A l’heure où la Commission européenne a mené une consultation dans l’intention de réglementer la libre circulation des patients, il estime venue l’heure d’un «grand élan de générosité».
Rédigée en termes généraux, sa motion ne propose pas de mesure précise, «afin de ne pas bloquer le gouvernement et l’administration dans une solution unique». Conscient de la complexité du problème, Yves Guisan estime néanmoins qu’une personne payant ses primes en Suisse devrait avoir le droit de s’y faire soigner.
Du côté de l’Institution commune LAMal, chargée de la coordination internationale dans le domaine de l’assurance maladie, Pierre Ribaut indique que la principale motivation des personnes âgées qui restent assurées en Suisse est effectivement la qualité des soins, surtout en cas de problème grave.
A cet égard, Yves Guisan pense qu’il serait possible d’instaurer une solidarité non pas limitée à des collectifs par pays de résidence, mais élargie par exemple à tous les Suisses résidant dans l’UE. Selon lui, ce type d’aménagement est envisageable. «Il s’agit uniquement d’une question de volonté politique».
swissinfo, Carole Wälti
Entré en vigueur le 1er juin 2002, l’accord sur la libre circulation des personnes a apporté des changements en matière d’assurances sociales pour certaines catégories de personnes, notamment les rentiers, domiciliées dans un Etat membre de l’Union européenne (UE) ou de l’Association européenne de libre-échange (AELE).
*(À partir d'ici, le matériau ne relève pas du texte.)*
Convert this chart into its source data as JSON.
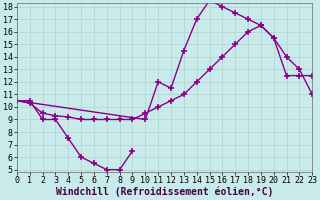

Le principe veut que ceux-ci s’affilient à l’assurance-maladie suisse s’ils touchent une rente en Suisse et dans leur Etat de résidence s’ils touchent une rente dans celui-ci.
Dans certains Etats de l’UE (Allemagne, Autriche, France, Italie, Espagne pour les rentiers), il est néanmoins possible de choisir si on veut se faire assurer en Suisse ou dans l’Etat de résidence (droit d’option).
Dans certains Etats de l’UE (Allemagne, Autriche, Belgique, France, Hongrie, Pays-Bas), il est en outre possible de choisir si l’on veut être traité en Suisse ou dans le pays de résidence.
Près d’un tiers des assureurs maladie suisses proposent l’assurance maladie aux personnes qui résident dans un Etat de l’UE ou de l’AELE.
Selon les dernières données disponibles (2005):
près de 15’500 personnes résidant dans un Etat de la Communauté européenne, en Islande ou en Norvège, cotisent auprès de l’assurance maladie en Suisse.
sur ce nombre, 11’400 sont des frontaliers ou des membres de leur famille qui n’exercent pas d’activité lucrative.
entre 1990 et 2004, les coûts de la santé suisse ont augmenté en moyenne annuelle de 2,4%. Dans les autres pays de l’Organisation de coopération et de développement économiques (OCDE), l’augmentation a été de 1,5%.